In most patients, idiopathic CSVV resolves spontaneously within a few weeks, negating the need for treatment to stop the disease process. For patients with acute, uncomplicated idiopathic CSVV, we suggest supportive care rather than systemic immunomodulatory treatment (algorithm 1) (Grade 2C). Supportive care focuses on the alleviation of symptoms and includes rest, leg elevation, compression stockings, and treatment for pain and pruritus. (See 'Acute and uncomplicated idiopathic cutaneous small vessel vasculitis' above and 'Prognosis' above.)

●Complicated, chronic, or recurrent idiopathic cutaneous small vessel vasculitis – Systemic immunomodulatory therapy to arrest disease activity is indicated for idiopathic CSVV complicated by blisters, skin necrosis, or ulcers (algorithm 1). Systemic immunomodulatory therapy is also appropriate for chronic (lasting more than four weeks) or recurrent idiopathic CSVV. Deferring treatment is a reasonable alternative for patients with asymptomatic chronic or recurrent CSVV who are not bothered by the skin lesions (see 'Complicated, chronic, or recurrent idiopathic cutaneous small vessel vasculitis' above and 'Whom to treat' above):

•Initial therapy – For patients with complicated, chronic, or recurrent idiopathic CSVV, we suggest prednisone as the initial systemic therapy rather than other immunomodulatory therapies (algorithm 1) (Grade 2C). Prednisone (0.5 mg/kg per day of ideal body weight) is given until new lesion formation ceases (usually one to two weeks) and is subsequently tapered over three to six weeks. (See 'Initial therapy' above.)
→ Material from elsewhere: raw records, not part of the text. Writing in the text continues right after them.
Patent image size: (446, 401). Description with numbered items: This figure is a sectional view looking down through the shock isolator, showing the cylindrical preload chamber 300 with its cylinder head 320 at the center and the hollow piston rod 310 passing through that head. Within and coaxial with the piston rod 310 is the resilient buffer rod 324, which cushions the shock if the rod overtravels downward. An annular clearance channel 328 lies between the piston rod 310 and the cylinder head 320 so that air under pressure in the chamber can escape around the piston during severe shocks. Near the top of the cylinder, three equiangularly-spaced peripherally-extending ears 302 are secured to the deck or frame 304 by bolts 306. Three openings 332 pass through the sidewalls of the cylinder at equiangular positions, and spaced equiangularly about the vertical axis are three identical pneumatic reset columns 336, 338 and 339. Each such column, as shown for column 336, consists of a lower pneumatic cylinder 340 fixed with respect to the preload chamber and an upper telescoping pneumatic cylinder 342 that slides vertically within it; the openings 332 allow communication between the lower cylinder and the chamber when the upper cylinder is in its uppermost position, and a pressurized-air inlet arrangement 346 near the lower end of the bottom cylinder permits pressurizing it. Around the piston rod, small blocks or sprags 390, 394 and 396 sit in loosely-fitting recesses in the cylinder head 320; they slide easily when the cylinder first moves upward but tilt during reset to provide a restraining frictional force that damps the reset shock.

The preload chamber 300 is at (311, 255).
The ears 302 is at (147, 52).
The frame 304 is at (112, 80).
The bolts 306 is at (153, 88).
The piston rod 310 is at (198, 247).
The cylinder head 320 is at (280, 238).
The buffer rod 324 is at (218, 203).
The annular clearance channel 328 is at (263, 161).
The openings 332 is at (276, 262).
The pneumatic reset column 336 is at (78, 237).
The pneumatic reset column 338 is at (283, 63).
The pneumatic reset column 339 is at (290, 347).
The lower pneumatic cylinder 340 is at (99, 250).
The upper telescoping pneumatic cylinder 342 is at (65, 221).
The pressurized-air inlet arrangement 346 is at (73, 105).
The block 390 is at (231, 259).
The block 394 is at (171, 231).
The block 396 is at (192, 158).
•Relapse or persistent disease – The potential serious adverse effects of systemic glucocorticoid therapy limit the long-term use of this therapy. For patients who relapse upon tapering or discontinuation of prednisone or fail to respond adequately to prednisone, we suggest treatment with colchicine or dapsone rather than other immunomodulatory therapies (algorithm 1) (Grade 2C). We typically attempt treatment with colchicine first, due to the broader range of adverse effects associated with dapsone therapy. (See 'Colchicine' above and 'Dapsone' above.)

•Refractory disease – Patients with CSVV refractory to prednisone, colchicine, and dapsone may benefit from immunosuppressive therapies, such as azathioprine, mycophenolate mofetil, or methotrexate. (See 'Refractory disease' above.)